On the Distributive Costs of Drug-Related Homicides
Crime and violence are serious obstacles to human development, social inclusion, and economic growth (see, among others, Glaeser, 1999). Drug production and trafficking are a major problem in many countries. These activities are often associated with violence, a lack of security and corruption in the police force and in the legal system. In some countries, the sheer number of killings that take place may have a negative impact on economic outcomes. In Mexico, there have been more than 50,000 drug-related homicides (DRHs) since 2006, when President Calderon took office and declared a war on drugs. Compared with the deaths occurring in other recent conflicts, such as the campaigns waged by the Irish National Liberation Army (3,500) or ETA (1,000) in Spain, the number of homicides in Mexico is more than an order of magnitude higher. As a result of this violence, five Mexican cities are among the ten most violent cities in the world, and Mexican citizens consider drug-related violence to be their most important concern. Many analysts and prominent policymakers have estimated that this situation translates into a reduction in GDP of as much as 1 to 2 percentage points. Nevertheless, these estimates are more in the nature of guesses rather than being the result of any rigorous attempt to measure the economic causal effect of drug-related violence.
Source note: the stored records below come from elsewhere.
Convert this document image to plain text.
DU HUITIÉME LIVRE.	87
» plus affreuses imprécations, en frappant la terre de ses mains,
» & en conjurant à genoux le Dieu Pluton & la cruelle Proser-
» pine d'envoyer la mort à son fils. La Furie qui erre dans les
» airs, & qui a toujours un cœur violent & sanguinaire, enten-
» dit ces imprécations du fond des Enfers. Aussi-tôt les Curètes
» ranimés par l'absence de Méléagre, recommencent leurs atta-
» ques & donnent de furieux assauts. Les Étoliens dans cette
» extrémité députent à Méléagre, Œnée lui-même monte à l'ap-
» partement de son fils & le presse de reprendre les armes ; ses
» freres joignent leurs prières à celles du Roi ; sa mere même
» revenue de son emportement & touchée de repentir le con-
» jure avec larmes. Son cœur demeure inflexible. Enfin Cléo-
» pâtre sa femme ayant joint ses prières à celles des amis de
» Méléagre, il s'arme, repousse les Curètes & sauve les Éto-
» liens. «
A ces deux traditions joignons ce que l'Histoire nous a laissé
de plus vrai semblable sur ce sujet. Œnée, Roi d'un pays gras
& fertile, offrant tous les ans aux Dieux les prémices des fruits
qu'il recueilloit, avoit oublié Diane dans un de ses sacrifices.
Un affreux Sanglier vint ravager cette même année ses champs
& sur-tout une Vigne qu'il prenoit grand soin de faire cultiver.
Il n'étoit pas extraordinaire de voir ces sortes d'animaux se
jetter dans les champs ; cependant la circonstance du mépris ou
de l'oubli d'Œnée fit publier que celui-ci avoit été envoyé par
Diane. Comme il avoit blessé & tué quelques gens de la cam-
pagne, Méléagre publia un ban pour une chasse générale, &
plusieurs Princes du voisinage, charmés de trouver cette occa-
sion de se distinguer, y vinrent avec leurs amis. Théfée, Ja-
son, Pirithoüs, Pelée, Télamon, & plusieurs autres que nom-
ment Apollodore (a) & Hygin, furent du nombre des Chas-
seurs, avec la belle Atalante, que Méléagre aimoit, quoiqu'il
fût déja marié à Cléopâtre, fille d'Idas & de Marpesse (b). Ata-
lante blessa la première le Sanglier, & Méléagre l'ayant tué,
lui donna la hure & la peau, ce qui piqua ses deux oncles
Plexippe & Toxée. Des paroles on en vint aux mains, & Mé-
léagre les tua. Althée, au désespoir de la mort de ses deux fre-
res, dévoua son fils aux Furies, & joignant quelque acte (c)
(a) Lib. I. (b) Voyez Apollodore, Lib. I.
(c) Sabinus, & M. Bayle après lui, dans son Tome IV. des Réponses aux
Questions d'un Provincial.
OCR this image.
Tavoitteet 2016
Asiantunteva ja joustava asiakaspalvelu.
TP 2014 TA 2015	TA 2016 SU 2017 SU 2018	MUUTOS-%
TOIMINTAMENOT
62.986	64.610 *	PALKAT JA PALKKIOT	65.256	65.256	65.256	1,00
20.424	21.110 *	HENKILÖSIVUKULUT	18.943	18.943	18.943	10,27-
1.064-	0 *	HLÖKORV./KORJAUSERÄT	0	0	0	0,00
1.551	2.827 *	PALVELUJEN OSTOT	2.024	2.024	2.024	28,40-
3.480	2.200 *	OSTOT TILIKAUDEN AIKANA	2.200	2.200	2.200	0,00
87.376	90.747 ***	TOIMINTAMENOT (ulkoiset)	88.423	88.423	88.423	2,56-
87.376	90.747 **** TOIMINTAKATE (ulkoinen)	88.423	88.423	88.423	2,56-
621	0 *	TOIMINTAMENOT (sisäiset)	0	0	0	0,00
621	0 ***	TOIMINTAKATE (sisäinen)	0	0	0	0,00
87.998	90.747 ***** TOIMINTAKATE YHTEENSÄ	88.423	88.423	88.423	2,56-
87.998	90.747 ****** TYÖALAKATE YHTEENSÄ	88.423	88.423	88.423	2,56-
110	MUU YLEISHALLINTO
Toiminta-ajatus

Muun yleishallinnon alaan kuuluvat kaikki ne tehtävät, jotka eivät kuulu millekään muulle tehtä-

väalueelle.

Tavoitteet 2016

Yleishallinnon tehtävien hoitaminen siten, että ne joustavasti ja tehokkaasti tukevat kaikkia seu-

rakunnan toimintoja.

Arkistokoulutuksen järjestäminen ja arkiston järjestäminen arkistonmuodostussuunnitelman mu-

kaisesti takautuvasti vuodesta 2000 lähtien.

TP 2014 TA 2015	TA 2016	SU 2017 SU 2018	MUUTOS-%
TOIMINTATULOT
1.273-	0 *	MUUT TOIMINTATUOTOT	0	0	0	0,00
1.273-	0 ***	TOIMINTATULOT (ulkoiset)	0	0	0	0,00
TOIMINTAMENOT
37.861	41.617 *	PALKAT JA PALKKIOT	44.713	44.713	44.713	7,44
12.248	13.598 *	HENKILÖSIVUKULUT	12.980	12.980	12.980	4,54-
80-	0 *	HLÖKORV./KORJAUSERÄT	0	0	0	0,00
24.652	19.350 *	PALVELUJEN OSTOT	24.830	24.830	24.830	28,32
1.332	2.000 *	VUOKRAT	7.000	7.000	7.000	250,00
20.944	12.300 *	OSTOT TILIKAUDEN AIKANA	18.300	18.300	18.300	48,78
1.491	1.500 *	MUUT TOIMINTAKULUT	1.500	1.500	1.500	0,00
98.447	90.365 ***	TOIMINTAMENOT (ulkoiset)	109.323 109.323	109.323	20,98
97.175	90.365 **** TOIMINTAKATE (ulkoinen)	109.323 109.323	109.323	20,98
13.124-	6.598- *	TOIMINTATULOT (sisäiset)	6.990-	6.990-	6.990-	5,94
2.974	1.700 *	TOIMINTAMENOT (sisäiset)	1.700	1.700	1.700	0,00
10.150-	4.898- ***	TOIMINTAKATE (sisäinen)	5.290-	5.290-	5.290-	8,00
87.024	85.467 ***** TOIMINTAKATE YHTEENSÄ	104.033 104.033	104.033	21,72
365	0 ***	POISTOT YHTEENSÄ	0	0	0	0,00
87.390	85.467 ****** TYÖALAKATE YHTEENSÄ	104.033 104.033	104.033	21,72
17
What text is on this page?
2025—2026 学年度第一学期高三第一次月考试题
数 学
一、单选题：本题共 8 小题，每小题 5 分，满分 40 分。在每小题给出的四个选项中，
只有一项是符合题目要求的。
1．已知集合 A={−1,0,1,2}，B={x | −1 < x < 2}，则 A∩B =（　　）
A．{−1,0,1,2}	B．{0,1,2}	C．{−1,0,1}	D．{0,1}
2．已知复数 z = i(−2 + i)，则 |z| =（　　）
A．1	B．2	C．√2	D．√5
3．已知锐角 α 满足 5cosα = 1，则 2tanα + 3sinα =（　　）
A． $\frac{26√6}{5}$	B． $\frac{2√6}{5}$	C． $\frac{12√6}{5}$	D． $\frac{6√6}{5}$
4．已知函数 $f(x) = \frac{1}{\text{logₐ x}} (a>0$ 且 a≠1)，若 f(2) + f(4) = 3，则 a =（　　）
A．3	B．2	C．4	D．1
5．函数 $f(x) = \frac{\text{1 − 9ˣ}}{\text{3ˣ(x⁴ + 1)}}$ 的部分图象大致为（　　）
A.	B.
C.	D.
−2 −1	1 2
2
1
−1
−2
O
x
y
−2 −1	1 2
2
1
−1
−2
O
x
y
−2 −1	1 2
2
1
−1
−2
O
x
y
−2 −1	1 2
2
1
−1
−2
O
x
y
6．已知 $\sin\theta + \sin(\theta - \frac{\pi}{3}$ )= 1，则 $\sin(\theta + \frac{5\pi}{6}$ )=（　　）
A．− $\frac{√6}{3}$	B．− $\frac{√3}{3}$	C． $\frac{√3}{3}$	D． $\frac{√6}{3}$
In a new paper (Ajzenman, Galiani and Seira, 2015), we estimate the causal effect of violence on house prices by drawing on a unique dataset of house prices compiled using information on all the houses and apartments that were appraised in connection with applications for mortgages between 2008 and 2011. House prices are not only important in and of themselves; they also reflect the (dis)amenities of living in given locations. To measure the causal impact of homicides on house prices, we take advantage of a rich dataset that contains more than 1.3 million appraisals. These appraisals are distributed among more than a thousand of the country’s municipalities (out of a total of 2,445) and take various dwelling characteristics into account. For statistics on homicides, we use a national dataset of deaths (in this case, we focus on murders) collected by the Mexican Federal Secretariat of Health. The sharp increase in DRHs allows us to identify the causal effects that are of interest to us here. We contend that the nature of local DRHs is unrelated to local economic conditions, since they are mainly associated with retaliation killings, battles among drug organizations and clashes with the Army.
Our findings indicate that increases in DRHs have a negative effect on house prices, but only in the case of low-quality housing. In other words, this negative impact on house price is borne entirely by the poorer segments of the population. Using a hedonic price equation while conditioning on municipality fixed effects, period effects, secular trends by type of house and specific state trends, as well as controlling for a large set of dwelling characteristics, we estimate that one standard deviation of increase in homicides lowers the price of poor-quality houses by more than 3%. In light of the Rosen (1974) hedonic prices model, where the price of a differentiated good can be described by a vector of characteristics, our parameters of interest could be interpreted as the average marginal willingness to pay for security amenities. Given that many municipalities registered DRH increases of much more than 100% and that housing wealth is typically the largest source of wealth for Mexican families and especially for low-income households, the economic costs of this type of violence could be substantial.
In spite of this large burden on the poor, the willingness to pay to reverse the increase in drug-related crime is not high at the economy level. We estimate it to be approximately 0.1% of Mexico’s GDP. This result because the cost of the violence induced by drug trafficking is all suffered by the extreme poor households. Nevertheless, the cost is high relative to the social transfers made by the national government to the poor in Mexico.
The findings described in our paper are also in line with those of Di Tella et al. (2010), who, while studying another environment and type of conflict, also find that violence places a heavy burden on the poor. These authors exploit the sharp increase in crime that took place during the second half of the 1990s and, in particular, during the year 2001 in Buenos Aires, Argentina. Their main research question is whether the rich or the poor have been the main victims of this rise in crime. In the case of home robberies, they find that the poor have been the main victims of increases in such crimes but, in that case, the channel for this effect is the fact that the rich, unlike the poor, are able to protect their homes by hiring security services and/or installing security devices (see also Levitt, 1999).
References:
Ajzenman, N., Galiani, S., and Seira, E. (2015), "On the Distributive Costs of Drug-Related Homicides", Journal of Law and Economics.
Di Tella, R., Galiani, S., and Schargrodsky, E. (2010), "Crime Distribution and Victim Behavior during a Crime Wave", in The Economics of Crime: Lessons from Latin America, Di Tella, R., Edwards, S., and Schargrodsky, E., (eds.), National Bureau of Economic Research, 2010.
Glaeser, Edward (1999), “An Overview of Crime and Punishment”, Mimeo, Harvard University.
Levitt, Steven (1999), “The Changing Relationship between Income and Crime Victimization”, FRBNY Economic Policy Review, 87-99.
Rosen, S. (1974), “Hedonic Prices and Implicit Markets: Product Differentiation in Pure Competition”, Journal of Political Economy, 82, 34-55.